Utopia, Dystopia, and A Love of Life

“Life is a precious gift . . .” by Doug88888

“Life is a precious gift . . .” by Doug88888

“Every utopia – let’s just stick with the literary ones – faces the same problem:
What do you do with the people who don’t fit in?” Margaret Atwood

It’s true that the people who don’t fit in – the misfits – are often perceived as “different” by others. But sometimes they’re also the ones who feel that way about themselves.

When it comes to adolescents, quite a few don’t fit in (either when compared to the norm by others or as a result of self-perception and how they feel).

Dystopian novels and television shows and movies are especially popular these days.

Last weekend I saw Divergent with my niece and I will be reading the books soon. I catch Revolution each week with my dad. And I’ve enjoyed reading the Hunger Games and Maze Runner books. Back when I first discovered my love of reading, as a twenty-six-year old, I also discovered Brave New World and Anthem and Fahrenheit 451 and Nineteen-Eighty-Four and Clockwork Orange and The Giver.

One of the concepts often found in these stories is that even in those future worlds that are supposed to be  “perfect,” life is anything but perfect.

In these stories, characters sometimes question bringing a child into the world. In real life, I have heard people say that very thing.

Maybe it’s from spending my childhood so close to death, but I find life worth living. Maybe it’s because I’ve had a close family and great friends over the years.

I mention all that because I was talking with someone close to me the other day who alluded to the subject of reincarnation. I asked: if YOU were able to come back as ANYONE or ANYTHING, who or what would you be?

After pondering briefly, the response was this: “I’m not sure I’d come back.”

It was a reply I hadn’t even considered. One that struck me as profoundly sad. After that conversation, I took some time to reflect on how I felt as a teenager.

As much as I’ve always enjoyed learning, I abhorred school. But I loved playing sports, so it seemed like a fair enough trade (though I would have preferred seven hours of basketball and two hours of classes).

I didn’t like the hypocrisy and the insincerity I was beginning to recognize everywhere, but that’s just one of the consequences of cognizance, of understanding, of realizing that things aren’t always the way they should be. Idealism is one of those things we tend to shed as we age, as if it were a second skin, one we’re born with, the skin of innocence. Hopefully, though, some of that optimism and hope remains in the newer layers of skin as we grow older. Hopefully it doesn’t all get shed.

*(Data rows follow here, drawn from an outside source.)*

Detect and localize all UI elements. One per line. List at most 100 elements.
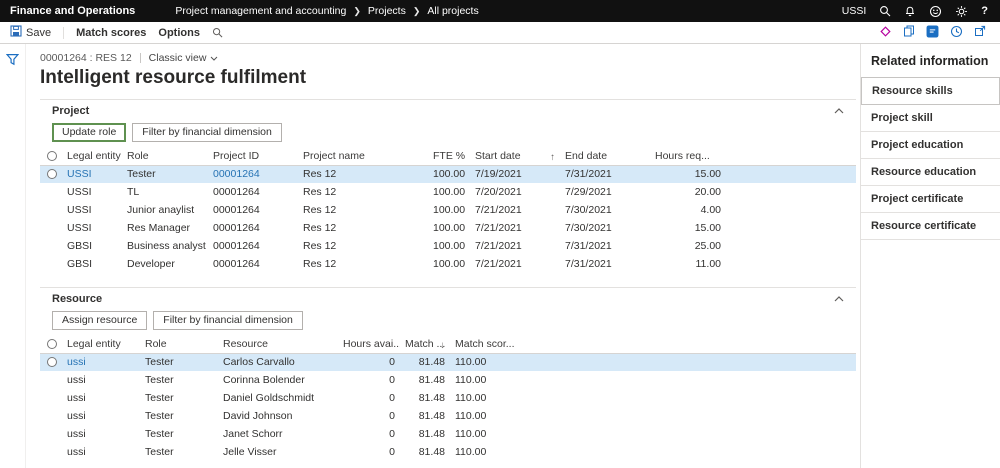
related-item-resource-education[interactable]: Resource education [861, 159, 1000, 186]
grid-cell: 0 [389, 446, 395, 458]
column-header[interactable]: Project name [298, 148, 428, 166]
grid-cell-filler [726, 255, 856, 273]
grid-cell: GBSI [67, 258, 93, 270]
related-item-project-education[interactable]: Project education [861, 132, 1000, 159]
help-icon[interactable]: ? [981, 5, 988, 17]
column-header[interactable]: Resource [218, 336, 338, 354]
column-header[interactable]: End date [560, 148, 650, 166]
row-selector[interactable] [40, 389, 62, 407]
column-header[interactable]: ↑ Start date [470, 148, 560, 166]
save-icon [10, 25, 22, 40]
table-row[interactable]: USSI Tester 00001264 Res 12 100.00 7/19/2021 7… [40, 165, 856, 183]
table-row[interactable]: USSI Junior anaylist 00001264 Res 12 100.00 7… [40, 201, 856, 219]
breadcrumb-item-all-projects[interactable]: All projects [427, 5, 478, 17]
save-button[interactable]: Save [10, 25, 51, 40]
row-selector[interactable] [40, 255, 62, 273]
column-header[interactable]: Hours req... [650, 148, 726, 166]
grid-cell: Business analyst [127, 240, 206, 252]
collapse-chevron-icon[interactable] [834, 296, 844, 302]
grid-cell: 100.00 [433, 168, 466, 181]
table-row[interactable]: ussi Tester Daniel Goldschmidt 0 81.48 110.00 [40, 389, 856, 407]
row-selector[interactable] [40, 353, 62, 371]
select-all-radio[interactable] [40, 148, 62, 166]
grid-cell: 00001264 [213, 222, 260, 234]
feedback-smiley-icon[interactable] [929, 5, 942, 18]
column-header[interactable]: Legal entity [62, 148, 122, 166]
filter-funnel-icon[interactable] [5, 53, 20, 468]
project-filter-dimension-button[interactable]: Filter by financial dimension [132, 123, 282, 142]
resource-filter-dimension-button[interactable]: Filter by financial dimension [153, 311, 303, 330]
row-selector[interactable] [40, 407, 62, 425]
grid-cell: 110.00 [455, 428, 487, 440]
table-row[interactable]: ussi Tester Jelle Visser 0 81.48 110.00 [40, 443, 856, 461]
app-title[interactable]: Finance and Operations [0, 5, 145, 17]
grid-cell-filler [726, 183, 856, 201]
row-selector[interactable] [40, 371, 62, 389]
table-row[interactable]: ussi Tester Corinna Bolender 0 81.48 110.00 [40, 371, 856, 389]
column-header[interactable]: Legal entity [62, 336, 140, 354]
search-icon[interactable] [879, 5, 891, 17]
column-header[interactable]: Project ID [208, 148, 298, 166]
grid-cell: 7/21/2021 [475, 222, 522, 234]
grid-cell: Res 12 [303, 204, 337, 216]
table-row[interactable]: GBSI Developer 00001264 Res 12 100.00 7/21/20… [40, 255, 856, 273]
select-all-radio[interactable] [40, 336, 62, 354]
breadcrumb: Project management and accounting ❯ Proj… [175, 5, 478, 17]
column-header[interactable]: FTE % [428, 148, 470, 166]
column-header[interactable]: Role [140, 336, 218, 354]
row-selector[interactable] [40, 425, 62, 443]
breadcrumb-item-projects[interactable]: Projects [368, 5, 406, 17]
match-scores-button[interactable]: Match scores [76, 27, 146, 39]
table-row[interactable]: ussi Tester Janet Schorr 0 81.48 110.00 [40, 425, 856, 443]
table-row[interactable]: USSI TL 00001264 Res 12 100.00 7/20/2021 7/29/… [40, 183, 856, 201]
row-selector[interactable] [40, 443, 62, 461]
company-picker[interactable]: USSI [842, 5, 867, 17]
view-switcher[interactable]: Classic view [149, 52, 219, 64]
grid-cell: Res 12 [303, 186, 337, 198]
chevron-down-icon [211, 56, 218, 61]
column-header[interactable]: ↓ Match ... [400, 336, 450, 354]
feedback-icon[interactable] [926, 25, 939, 41]
row-selector[interactable] [40, 201, 62, 219]
column-header[interactable]: Hours avai... [338, 336, 400, 354]
diamond-icon[interactable] [879, 25, 892, 41]
grid-cell-filler [726, 201, 856, 219]
history-clock-icon[interactable] [950, 25, 963, 41]
row-selector[interactable] [40, 237, 62, 255]
table-row[interactable]: USSI Res Manager 00001264 Res 12 100.00 7/21/… [40, 219, 856, 237]
page-title: Intelligent resource fulfilment [40, 67, 307, 88]
row-selector[interactable] [40, 183, 62, 201]
record-id: 00001264 : RES 12 [40, 52, 132, 64]
page-search-icon[interactable] [212, 27, 223, 38]
table-row[interactable]: ussi Tester David Johnson 0 81.48 110.00 [40, 407, 856, 425]
options-menu-button[interactable]: Options [158, 27, 200, 39]
popout-icon[interactable] [974, 25, 986, 40]
grid-cell: 11.00 [695, 258, 722, 270]
grid-cell: 7/31/2021 [565, 258, 612, 270]
column-header[interactable]: Match scor... [450, 336, 516, 354]
gear-icon[interactable] [955, 5, 968, 18]
grid-cell: 110.00 [455, 410, 487, 422]
related-item-resource-certificate[interactable]: Resource certificate [861, 213, 1000, 240]
grid-cell: USSI [67, 204, 92, 216]
record-header: 00001264 : RES 12 Classic view [40, 52, 856, 64]
table-row[interactable]: GBSI Business analyst 00001264 Res 12 100.00… [40, 237, 856, 255]
grid-cell: 25.00 [694, 240, 721, 252]
related-item-resource-skills[interactable]: Resource skills [861, 77, 1000, 105]
assign-resource-button[interactable]: Assign resource [52, 311, 148, 330]
column-header[interactable]: Role [122, 148, 208, 166]
grid-cell: Res 12 [303, 222, 337, 234]
update-role-button[interactable]: Update role [52, 123, 127, 142]
row-selector[interactable] [40, 165, 62, 183]
grid-cell: 00001264 [213, 240, 260, 252]
related-item-project-skill[interactable]: Project skill [861, 105, 1000, 132]
row-selector[interactable] [40, 219, 62, 237]
collapse-chevron-icon[interactable] [834, 108, 844, 114]
table-row[interactable]: ussi Tester Carlos Carvallo 0 81.48 110.00 [40, 353, 856, 371]
grid-cell: ussi [67, 356, 86, 369]
copy-page-icon[interactable] [903, 25, 915, 40]
grid-cell: 7/20/2021 [475, 186, 522, 198]
breadcrumb-item-module[interactable]: Project management and accounting [175, 5, 346, 17]
bell-icon[interactable] [904, 5, 916, 17]
related-item-project-certificate[interactable]: Project certificate [861, 186, 1000, 213]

I will admit, however, the only person I have ever truly hated is myself. I didn’t consciously think about it. That’s just the way it was . . . once upon a time.

Now . . . today . . . adult me would choose to come back . . . as ME.

Of course, it took me a lifetime to get to that point. And I would do some things differently, that’s for sure, but I’d welcome a do over, another chance to live this life.

But even younger me, even teen me with my growing awareness of the inequities and the struggles and the sometime horrors of the world would have chosen to come back. As someone. As something. Just probably not as me.

I can relate to the inescapability of being oneself and the adolescent desire (perhaps even need), at times, to be someone, anyone else.

I think that’s one of the reasons I love writing. The ability the writer has to become someone else for a time.

I’m not sure who teenage me would have wanted to be.

Probably a professional basketball player or a superhero (if, you know, superheroes were real) or a ninja. Yeah, a ninja would have been cool. One who saves people. And plays basketball.

I haven’t read the Divergent books yet, though I’ve heard good things. I enjoyed the movie. And I especially enjoyed watching it with my niece, both of us claiming afterwards that we’re divergent. That’s the sort of story I would have been drawn to as a teen. The sort of people I would have wanted to be. The sort of person I think I’ve always tried to be without ever really thinking about it much until now.

And that’s another of the reasons I love to write.

Being able to create characters who overcome, who inspire, who are the sort of people others might want to come back as in another life. Because, hopefully, those characters inspire some readers to be that sort of person in this life, too.


“Life is a precious gift . . .” photo at top by Doug88888 is used as per Creative Commons License on Flickr.